General Psychiatry

Electroconvulsive Therapy (ECT) 


Electroconvulsive therapy (ECT) is a medical treatment most commonly used in patients with severe depression, bipolar disorder and psychotic illnesses such as schizophrenia, that has not responded to other treatments. 

ECT involves a brief electrical stimulation of the brain while the patient is under anesthesia. This results in a brief, controlled seizure that affects neurons and chemicals in the brain. The person does not feel anything due to the anesthetic.

People are asleep during the procedure and wake up 5-10 minutes after it has finished. They are able to resume normal activity in about an hour.


Most people have 4 to 6 treatments before major improvement is seen. This is followed by additional treatments and in some cases “maintenance ECT” on a less frequent basis, such as once a month. ECT is typically administered by a team of trained medical professionals that includes a psychiatrist, an anesthesiologist, and a nurse or physician assistant. 

Myth Fact
ECT is used as method of punishment or torture. ECT is a medical treatment that is used in many countries, and its safety and effectiveness is well documented.
ECT is not effective as medications ECT is effective approximately 70-90% of the time. 
ECT leaves a patient brain damaged and writhing in pain. In ECT The person does not feel anything due to the anesthetic, There is no evidence that ECT causes brain damage. Media depictions of ECT are inaccurate and further stigmatize a safe and effective treatment.
ECT erases memory. Most patients experience some short-term memory loss, which often improves with time. It is rare to experience long-term memory loss from ECT

Indications For ECT:

Extensive research & Clinical evidence has established that ECT is highly effective for the relief of major depression. ECT will produce substantial improvement in approximately 80 % of patients. 

It is also used for other severe mental illnesses, such as bipolar disorder and schizophrenia. 
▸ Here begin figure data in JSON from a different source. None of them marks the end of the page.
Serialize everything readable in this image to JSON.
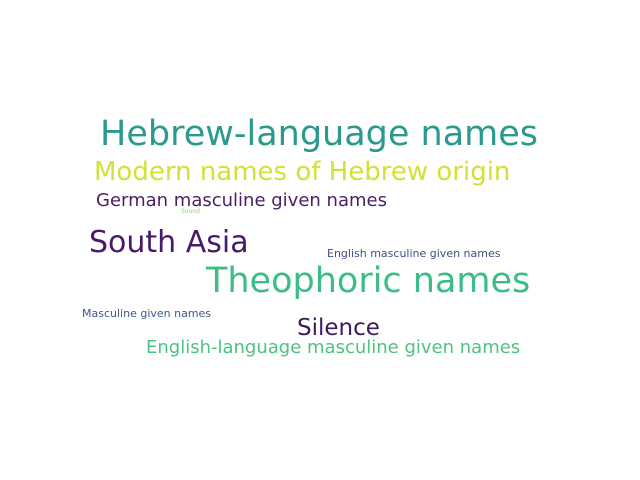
{
  "words": [
    {
      "key": "hebrew_language_names",
      "text": "Hebrew-language names",
      "color": "#2a9a8f"
    },
    {
      "key": "modern_names_hebrew",
      "text": "Modern names of Hebrew origin",
      "color": "#d4e03a"
    },
    {
      "key": "german_masculine",
      "text": "German masculine given names",
      "color": "#4a1f64"
    },
    {
      "key": "sound",
      "text": "Sound",
      "color": "#8fd66a"
    },
    {
      "key": "south_asia",
      "text": "South Asia",
      "color": "#4a1a6a"
    },
    {
      "key": "english_masculine",
      "text": "English masculine given names",
      "color": "#3d4f8a"
    },
    {
      "key": "theophoric",
      "text": "Theophoric names",
      "color": "#3bbd85"
    },
    {
      "key": "masculine_given",
      "text": "Masculine given names",
      "color": "#3a5a8c"
    },
    {
      "key": "silence",
      "text": "Silence",
      "color": "#3e1a5a"
    },
    {
      "key": "english_language_masculine",
      "text": "English-language masculine given names",
      "color": "#4cc47e"
    }
  ]
}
ECT is sometimes used in treating individuals with catatonia, a condition in which a person can become increasingly agitated and unresponsive. A person with catatonia can seriously injure themselves or develop severe dehydration from not eating or drinking. 

ECT is typically used when other treatments, including medications and psychotherapy, haven’t worked. ECT is also used for people who require a rapid treatment response because of the severity of their condition, such as being at risk for suicide or refusing food up to starving themselves. 

Effectiveness of ECT

ECT’s effectiveness in treating severe mental illnesses is recognized by the American Psychiatric Association, the American Medical Association, the National Institute of Mental Health, and similar organizations in Canada, Great Britain and many other countries. 
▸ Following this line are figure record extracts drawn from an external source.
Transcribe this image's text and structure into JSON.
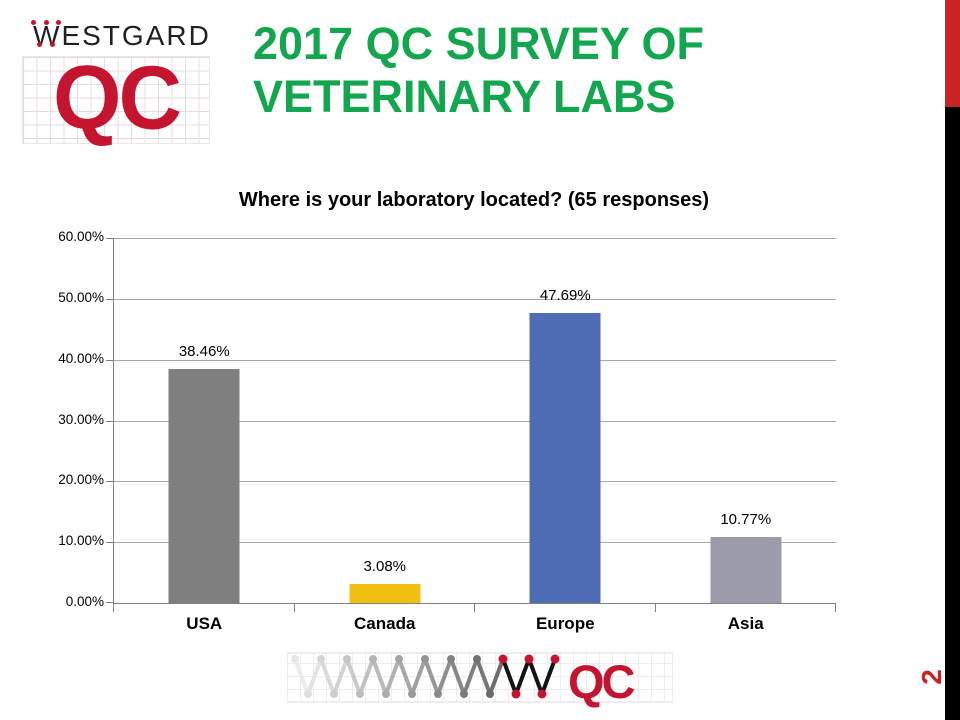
{
  "header": {
    "wordmark_w": "W",
    "wordmark_rest": "ESTGARD",
    "logo_qc": "QC",
    "title_line1": "2017 QC SURVEY OF",
    "title_line2": "VETERINARY LABS"
  },
  "footer": {
    "logo_qc": "QC"
  },
  "page": {
    "number": "2"
  },
  "colors": {
    "brand_red": "#C4142F",
    "stripe_red": "#CB2227",
    "stripe_black": "#000000",
    "title_green": "#12A64E",
    "gridline": "#A8A8A8",
    "axis": "#808080"
  },
  "chart_data": {
    "type": "bar",
    "title": "Where is your laboratory located? (65 responses)",
    "categories": [
      "USA",
      "Canada",
      "Europe",
      "Asia"
    ],
    "values": [
      38.46,
      3.08,
      47.69,
      10.77
    ],
    "value_labels": [
      "38.46%",
      "3.08%",
      "47.69%",
      "10.77%"
    ],
    "bar_colors": [
      "#7F7F7F",
      "#F0C011",
      "#4F6DB4",
      "#9C9BAB"
    ],
    "ylim": [
      0,
      60
    ],
    "yticks": [
      0,
      10,
      20,
      30,
      40,
      50,
      60
    ],
    "ytick_labels": [
      "0.00%",
      "10.00%",
      "20.00%",
      "30.00%",
      "40.00%",
      "50.00%",
      "60.00%"
    ],
    "xlabel": "",
    "ylabel": "",
    "grid": true,
    "legend": false
  }
}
Although ECT can be very effective for many individuals with serious mental illness, it is not a cure. To prevent a return of the illness, most people treated with ECT need to continue with some type of maintenance treatment. This typically means psychotherapy and/or medication or, in some circumstances, ongoing ECT treatments. 

What are the Risks and Benefits of ECT?

Like any medical procedure, ECT is has some risks. ECT treatment has been associated with short-term memory affection. Some people have trouble remembering events that occurred in the weeks before the treatment or earlier. In most cases, memory problems improve within a couple of months. Some patients may experience longer lasting problems, including permanent gaps in memory. 
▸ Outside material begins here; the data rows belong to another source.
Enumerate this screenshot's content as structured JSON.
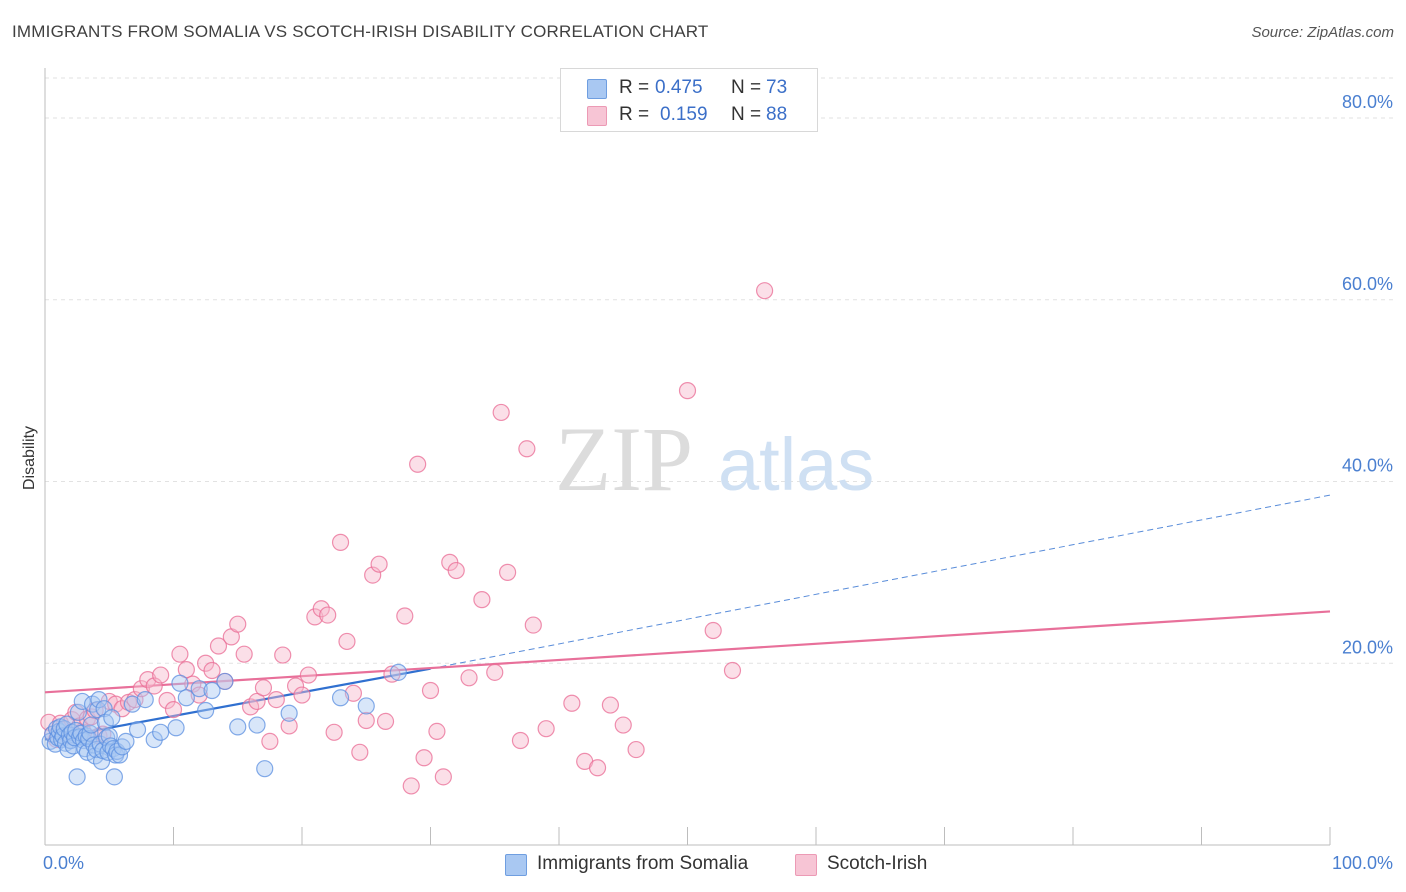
{
  "header": {
    "title": "IMMIGRANTS FROM SOMALIA VS SCOTCH-IRISH DISABILITY CORRELATION CHART",
    "source": "Source: ZipAtlas.com"
  },
  "watermark": {
    "part1": "ZIP",
    "part2": "atlas"
  },
  "legend": {
    "rows": [
      {
        "r_label": "R =",
        "r_value": "0.475",
        "n_label": "N =",
        "n_value": "73",
        "color": "#a9c8f2"
      },
      {
        "r_label": "R =",
        "r_value": "0.159",
        "n_label": "N =",
        "n_value": "88",
        "color": "#f7b9cc"
      }
    ]
  },
  "bottom_legend": {
    "items": [
      {
        "label": "Immigrants from Somalia",
        "color": "#a9c8f2"
      },
      {
        "label": "Scotch-Irish",
        "color": "#f7b9cc"
      }
    ]
  },
  "chart_data": {
    "type": "scatter",
    "title": "IMMIGRANTS FROM SOMALIA VS SCOTCH-IRISH DISABILITY CORRELATION CHART",
    "ylabel": "Disability",
    "xlabel": "",
    "xlim": [
      0,
      100
    ],
    "ylim": [
      0,
      80
    ],
    "x_tick_labels": [
      "0.0%",
      "100.0%"
    ],
    "y_tick_labels": [
      "20.0%",
      "40.0%",
      "60.0%",
      "80.0%"
    ],
    "y_tick_values": [
      20,
      40,
      60,
      80
    ],
    "grid": "horizontal dashed",
    "legend_position": "top-center",
    "series": [
      {
        "name": "Immigrants from Somalia",
        "color": "#5b8fe0",
        "fill": "#a9c8f2",
        "points": [
          [
            0.4,
            11.4
          ],
          [
            0.6,
            12.2
          ],
          [
            0.8,
            11.1
          ],
          [
            0.9,
            12.8
          ],
          [
            1.0,
            11.8
          ],
          [
            1.1,
            12.5
          ],
          [
            1.2,
            13.0
          ],
          [
            1.3,
            11.6
          ],
          [
            1.4,
            12.0
          ],
          [
            1.5,
            12.8
          ],
          [
            1.6,
            11.2
          ],
          [
            1.7,
            13.3
          ],
          [
            1.8,
            10.5
          ],
          [
            1.9,
            12.1
          ],
          [
            2.0,
            11.5
          ],
          [
            2.1,
            12.4
          ],
          [
            2.2,
            10.9
          ],
          [
            2.3,
            11.8
          ],
          [
            2.4,
            12.6
          ],
          [
            2.5,
            7.5
          ],
          [
            2.6,
            14.6
          ],
          [
            2.7,
            11.9
          ],
          [
            2.8,
            12.3
          ],
          [
            2.9,
            15.8
          ],
          [
            3.0,
            11.5
          ],
          [
            3.1,
            10.6
          ],
          [
            3.2,
            12.0
          ],
          [
            3.3,
            10.2
          ],
          [
            3.4,
            11.7
          ],
          [
            3.5,
            12.3
          ],
          [
            3.6,
            13.2
          ],
          [
            3.7,
            15.5
          ],
          [
            3.8,
            11.0
          ],
          [
            3.9,
            9.8
          ],
          [
            4.0,
            10.5
          ],
          [
            4.1,
            14.9
          ],
          [
            4.2,
            16.0
          ],
          [
            4.3,
            11.1
          ],
          [
            4.4,
            9.2
          ],
          [
            4.5,
            10.4
          ],
          [
            4.6,
            15.0
          ],
          [
            4.7,
            13.5
          ],
          [
            4.8,
            11.8
          ],
          [
            4.9,
            10.2
          ],
          [
            5.0,
            12.0
          ],
          [
            5.1,
            10.9
          ],
          [
            5.2,
            14.0
          ],
          [
            5.3,
            10.6
          ],
          [
            5.4,
            7.5
          ],
          [
            5.5,
            9.9
          ],
          [
            5.6,
            10.3
          ],
          [
            5.8,
            9.9
          ],
          [
            6.0,
            10.8
          ],
          [
            6.3,
            11.4
          ],
          [
            6.8,
            15.5
          ],
          [
            7.2,
            12.7
          ],
          [
            7.8,
            16.0
          ],
          [
            8.5,
            11.6
          ],
          [
            9.0,
            12.4
          ],
          [
            10.2,
            12.9
          ],
          [
            11.0,
            16.2
          ],
          [
            12.0,
            17.2
          ],
          [
            13.0,
            17.0
          ],
          [
            12.5,
            14.8
          ],
          [
            10.5,
            17.8
          ],
          [
            14.0,
            18.0
          ],
          [
            15.0,
            13.0
          ],
          [
            16.5,
            13.2
          ],
          [
            17.1,
            8.4
          ],
          [
            19.0,
            14.5
          ],
          [
            23.0,
            16.2
          ],
          [
            25.0,
            15.3
          ],
          [
            27.5,
            19.0
          ]
        ]
      },
      {
        "name": "Scotch-Irish",
        "color": "#e96b94",
        "fill": "#f7b9cc",
        "points": [
          [
            0.3,
            13.5
          ],
          [
            0.6,
            12.2
          ],
          [
            0.9,
            11.6
          ],
          [
            1.2,
            13.4
          ],
          [
            1.5,
            12.7
          ],
          [
            1.8,
            12.0
          ],
          [
            2.1,
            13.8
          ],
          [
            2.4,
            14.6
          ],
          [
            2.7,
            13.1
          ],
          [
            3.0,
            12.4
          ],
          [
            3.3,
            13.9
          ],
          [
            3.6,
            14.1
          ],
          [
            3.9,
            14.8
          ],
          [
            4.2,
            12.0
          ],
          [
            4.5,
            12.2
          ],
          [
            5.0,
            15.8
          ],
          [
            5.5,
            15.5
          ],
          [
            6.0,
            15.0
          ],
          [
            6.5,
            15.7
          ],
          [
            7.0,
            16.0
          ],
          [
            7.5,
            17.2
          ],
          [
            8.0,
            18.2
          ],
          [
            8.5,
            17.5
          ],
          [
            9.0,
            18.7
          ],
          [
            9.5,
            15.9
          ],
          [
            10.0,
            14.9
          ],
          [
            10.5,
            21.0
          ],
          [
            11.0,
            19.3
          ],
          [
            11.5,
            17.7
          ],
          [
            12.0,
            16.5
          ],
          [
            12.5,
            20.0
          ],
          [
            13.0,
            19.2
          ],
          [
            13.5,
            21.9
          ],
          [
            14.0,
            18.0
          ],
          [
            14.5,
            22.9
          ],
          [
            15.0,
            24.3
          ],
          [
            15.5,
            21.0
          ],
          [
            16.0,
            15.2
          ],
          [
            16.5,
            15.8
          ],
          [
            17.0,
            17.3
          ],
          [
            17.5,
            11.4
          ],
          [
            18.0,
            16.0
          ],
          [
            18.5,
            20.9
          ],
          [
            19.0,
            13.1
          ],
          [
            19.5,
            17.5
          ],
          [
            20.0,
            16.5
          ],
          [
            20.5,
            18.7
          ],
          [
            21.0,
            25.1
          ],
          [
            21.5,
            26.0
          ],
          [
            22.0,
            25.3
          ],
          [
            22.5,
            12.4
          ],
          [
            23.0,
            33.3
          ],
          [
            23.5,
            22.4
          ],
          [
            24.0,
            16.7
          ],
          [
            24.5,
            10.2
          ],
          [
            25.0,
            13.7
          ],
          [
            25.5,
            29.7
          ],
          [
            26.0,
            30.9
          ],
          [
            26.5,
            13.6
          ],
          [
            27.0,
            18.8
          ],
          [
            28.0,
            25.2
          ],
          [
            28.5,
            6.5
          ],
          [
            29.0,
            41.9
          ],
          [
            29.5,
            9.6
          ],
          [
            30.0,
            17.0
          ],
          [
            30.5,
            12.5
          ],
          [
            31.0,
            7.5
          ],
          [
            31.5,
            31.1
          ],
          [
            32.0,
            30.2
          ],
          [
            33.0,
            18.4
          ],
          [
            34.0,
            27.0
          ],
          [
            35.0,
            19.0
          ],
          [
            35.5,
            47.6
          ],
          [
            36.0,
            30.0
          ],
          [
            37.0,
            11.5
          ],
          [
            38.0,
            24.2
          ],
          [
            37.5,
            43.6
          ],
          [
            39.0,
            12.8
          ],
          [
            41.0,
            15.6
          ],
          [
            42.0,
            9.2
          ],
          [
            43.0,
            8.5
          ],
          [
            44.0,
            15.4
          ],
          [
            45.0,
            13.2
          ],
          [
            46.0,
            10.5
          ],
          [
            50.0,
            50.0
          ],
          [
            52.0,
            23.6
          ],
          [
            53.5,
            19.2
          ],
          [
            56.0,
            61.0
          ]
        ]
      }
    ],
    "trend_lines": [
      {
        "series": "Immigrants from Somalia",
        "from": [
          0,
          11.6
        ],
        "to": [
          30,
          19.4
        ],
        "extended_to": [
          100,
          38.5
        ],
        "extended_style": "dashed"
      },
      {
        "series": "Scotch-Irish",
        "from": [
          0,
          16.8
        ],
        "to": [
          100,
          25.7
        ]
      }
    ]
  }
}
The risks of general anesthesia, which is needed for ECT, are similar to the risks when anesthesia is used for other procedures such as minor surgeries. The most common side effects of ECT on the day of treatment include nausea, headache, fatigue, confusion, and slight memory loss, which may last minutes to hours. 

These risks must be balanced with the consequences of ineffectively treated severe psychiatric disorders. For some patients, the risks of ECT may be less than those of ongoing treatment with medications. ECT can work more quickly than medications. It can be especially useful if a patient is suicidal, is not responding to medications or cannot tolerate the side effects of medication.